Welcome to Mum&sons

My two eldest boys challenged me to start a cooking blog with simple recipes that we can cook together - and my youngest one has now joined in. I am hoping they pick up some cooking and photograph skills... or that at least they learn to design and run a blog.


This recipe is at the request of Emily, who got in touch to ask for this recipe for her nan after watching me talking about the Made in Spain book at Lorraine"s.

Valencianas are elongated cakes. The whole point of that shape is that you normally dunk them in hot milk for breakfast. It is actually very difficult to buy the long paper cases in the UK so we did them  mini-loaf paper cases instead.

There are lots of recipes in the internet, all very different. We had to phone a friend of mine from Valencia to find the closest one to the real thing ( which is normally shop bought in Valencia from any of the fantastic bakeries there). This one comes from http://recetastradicionalesdecocina.blogspot.com.es/2014/07/receta-de-las-magdalenas-valencianas.html.

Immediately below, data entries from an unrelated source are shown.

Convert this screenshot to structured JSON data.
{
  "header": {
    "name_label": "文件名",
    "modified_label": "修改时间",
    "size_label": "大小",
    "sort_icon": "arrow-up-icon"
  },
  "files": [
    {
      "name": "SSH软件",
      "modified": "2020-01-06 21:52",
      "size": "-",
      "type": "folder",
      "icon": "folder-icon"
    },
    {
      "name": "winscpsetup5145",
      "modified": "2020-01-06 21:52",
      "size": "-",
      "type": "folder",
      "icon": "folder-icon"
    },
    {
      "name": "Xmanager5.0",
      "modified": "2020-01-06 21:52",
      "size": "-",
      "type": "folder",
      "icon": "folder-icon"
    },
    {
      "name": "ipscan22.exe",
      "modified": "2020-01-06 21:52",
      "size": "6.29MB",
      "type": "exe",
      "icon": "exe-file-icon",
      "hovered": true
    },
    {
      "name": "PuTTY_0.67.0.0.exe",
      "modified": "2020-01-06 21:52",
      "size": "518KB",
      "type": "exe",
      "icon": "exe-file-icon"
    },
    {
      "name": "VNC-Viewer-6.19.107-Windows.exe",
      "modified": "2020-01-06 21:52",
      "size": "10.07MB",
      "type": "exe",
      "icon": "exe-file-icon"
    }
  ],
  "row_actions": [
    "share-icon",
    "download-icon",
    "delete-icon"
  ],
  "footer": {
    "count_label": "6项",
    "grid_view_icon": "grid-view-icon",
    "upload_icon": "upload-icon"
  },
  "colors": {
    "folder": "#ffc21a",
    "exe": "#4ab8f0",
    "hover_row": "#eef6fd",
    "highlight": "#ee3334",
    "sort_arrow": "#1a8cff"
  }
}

We have only adjusted the quantities a tiny bit.

For nine Valencianas you need:
- 2 eggs
- 200 gr sugar
-200 gr plain flour
- 85 ml sunflower oil
- 170 ml milk
- a teaspoon of baking powder
- grated rind of a lemon
- caster sugar

Preheat the oven at 180 degrees.
Mix the sugar and eggs ( we did this by hand) until they become pale. Add the oil, lemon rind and milk and keep mixing. Then add the flour and baking powder.  Pour the mixture into the cases (use double paper cases so that they do not expand too much) sprinkle a bit of sugar on top of each valenciana and bake for 25 minutes (check after 20 minutes - they should be golden but pale)

The children loved them and they really make your kitchen feel wholesome.